The differential is broad from space-occupying lesion/tumor to complicated pneumonia to unusual lung infection (fungal/TB) to cardiac cause….More on that when he arrives….
For the transport questions, I’m not sure how the fellows responded, but to keep in mind, 100% NRB is not able to be admitted to the floor, except in the case of a pneumothorax, for which it is treatment, so not knowing the child’s oxygen need, the floor wouldn’t take it directly so I wouldn’t even call them.

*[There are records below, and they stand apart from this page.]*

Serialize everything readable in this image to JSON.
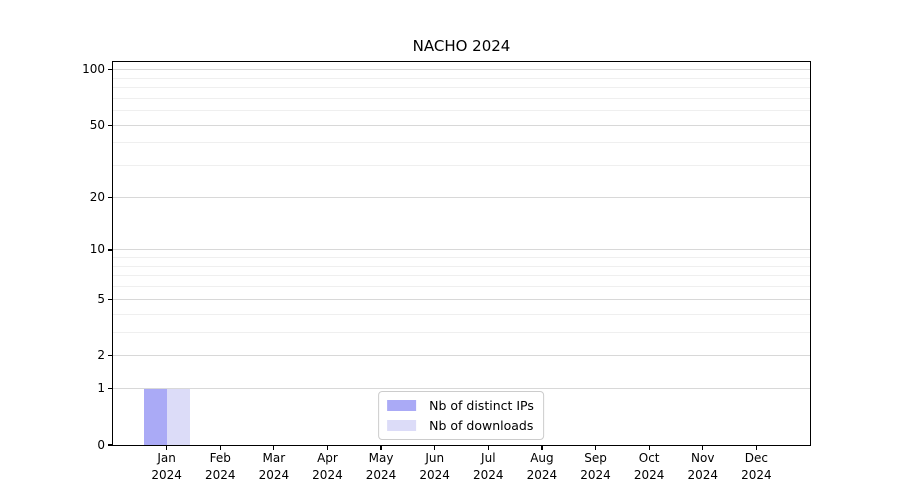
{
  "chart_data": {
    "type": "bar",
    "title": "NACHO 2024",
    "categories": [
      "Jan",
      "Feb",
      "Mar",
      "Apr",
      "May",
      "Jun",
      "Jul",
      "Aug",
      "Sep",
      "Oct",
      "Nov",
      "Dec"
    ],
    "category_year": "2024",
    "series": [
      {
        "name": "Nb of distinct IPs",
        "color": "#aaaaf6",
        "values": [
          1,
          0,
          0,
          0,
          0,
          0,
          0,
          0,
          0,
          0,
          0,
          0
        ]
      },
      {
        "name": "Nb of downloads",
        "color": "#dcdcf8",
        "values": [
          1,
          0,
          0,
          0,
          0,
          0,
          0,
          0,
          0,
          0,
          0,
          0
        ]
      }
    ],
    "xlabel": "",
    "ylabel": "",
    "y_scale": "log10(value+1)",
    "y_major_ticks": [
      0,
      1,
      2,
      5,
      10,
      20,
      50,
      100
    ],
    "y_minor_gridlines": [
      3,
      4,
      6,
      7,
      8,
      9,
      30,
      40,
      60,
      70,
      80,
      90
    ],
    "ylim": [
      0,
      110
    ],
    "grid": "horizontal",
    "legend_position": "lower center",
    "colors": {
      "major_grid": "#d8d8d8",
      "minor_grid": "#efefef",
      "spine": "#000000",
      "legend_border": "#cccccc",
      "background": "#ffffff",
      "text": "#000000"
    }
  }
}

Though bad numbers and CXR “read”, that doesn’t automatically buy the PICU, so bring them to the ED (like most moderate respiratory kids) so we can sort it out and get them where they need to be, look at the CXR, get further imaging depending on our friendly radiologist’s advice and review of that film and ensure “safe” for the floor.

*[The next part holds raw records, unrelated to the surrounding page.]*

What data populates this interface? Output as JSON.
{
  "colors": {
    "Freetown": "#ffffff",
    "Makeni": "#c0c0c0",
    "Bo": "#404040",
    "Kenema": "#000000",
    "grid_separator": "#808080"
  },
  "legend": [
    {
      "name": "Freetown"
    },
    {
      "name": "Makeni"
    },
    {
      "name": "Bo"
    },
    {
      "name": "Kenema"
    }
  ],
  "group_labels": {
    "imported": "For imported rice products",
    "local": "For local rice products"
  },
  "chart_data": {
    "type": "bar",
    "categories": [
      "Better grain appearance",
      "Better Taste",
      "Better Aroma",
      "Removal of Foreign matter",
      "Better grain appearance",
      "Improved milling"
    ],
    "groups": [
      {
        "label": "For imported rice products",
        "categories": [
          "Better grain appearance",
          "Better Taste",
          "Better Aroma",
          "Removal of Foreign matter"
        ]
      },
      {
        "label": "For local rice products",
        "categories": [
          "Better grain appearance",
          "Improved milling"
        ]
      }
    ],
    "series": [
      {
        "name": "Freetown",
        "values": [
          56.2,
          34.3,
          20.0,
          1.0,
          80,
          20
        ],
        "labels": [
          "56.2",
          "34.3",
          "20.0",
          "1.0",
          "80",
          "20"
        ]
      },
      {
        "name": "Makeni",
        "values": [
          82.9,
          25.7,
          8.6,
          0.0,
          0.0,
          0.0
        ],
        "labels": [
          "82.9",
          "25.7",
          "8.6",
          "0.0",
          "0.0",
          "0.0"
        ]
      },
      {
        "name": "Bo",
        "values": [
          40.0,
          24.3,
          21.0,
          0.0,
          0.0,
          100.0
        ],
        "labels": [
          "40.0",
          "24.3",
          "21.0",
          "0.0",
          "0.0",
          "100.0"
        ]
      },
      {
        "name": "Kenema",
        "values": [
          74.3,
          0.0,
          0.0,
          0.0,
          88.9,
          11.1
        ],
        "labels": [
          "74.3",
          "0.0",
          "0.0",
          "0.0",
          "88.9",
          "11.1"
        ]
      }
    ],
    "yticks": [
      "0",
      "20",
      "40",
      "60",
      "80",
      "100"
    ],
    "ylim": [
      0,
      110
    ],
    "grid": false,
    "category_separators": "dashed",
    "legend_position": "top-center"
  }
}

If the child is doing “ok” on a non-rebreather, likely he needs some level of support less than that, and our nurse and medics can manage that, so no RT needed in my read of the case.
Now, for a bit of a discussion on differential….
– pneumonia – possible, fits the time course with worsening sxs and progression of illness
– space-occupying lesion – maybe, to me, this is where the time course can defy understanding, but gets complicated when the outside ED doc (and/or the parents) tries to fit the story into a neat package and some of the history is altered in translation….Imperative to start from scratch – that’s where the resident comes in who doesn’t take all the existing pieces to cut corners but gets all the info on their own (usually)
– cardiac – put an US probe and let’s see….
Alright, my overnight shift just ended, signout is over…I’m signing off from this as well 🙂
Agree with Pavan on several transfer acceptance issues. Assumptions will get you into trouble This does not sound like the sort of kid to send directly upstairs.
A ground transport of 35 minutes for a non-intubated child with resp issues is ok with me vs helicopter. I’m ok with accepting most transfers with respiratory issues. At OSH you don’t have the luxury of knowing the transport personnel experience or capabilities. You also have to rely on an accurate report without being swayed if there is premature closure on the part of the transferring doc.
In short: Make sure the story makes sense or go back and run through the details again.
I’m interested in ruling out a post-obstructive pneumonic/atelectatic process vs empyema vs mass vs FB vs vascular ring vs cardiac(less likely) +/- all sorts of infectious etiologies. US or CT would be helpful, with PICU admission at the least. Continue 100%NRB, consider HFNC. Give antipyresis and address SIRS. Looking forward to the denouement.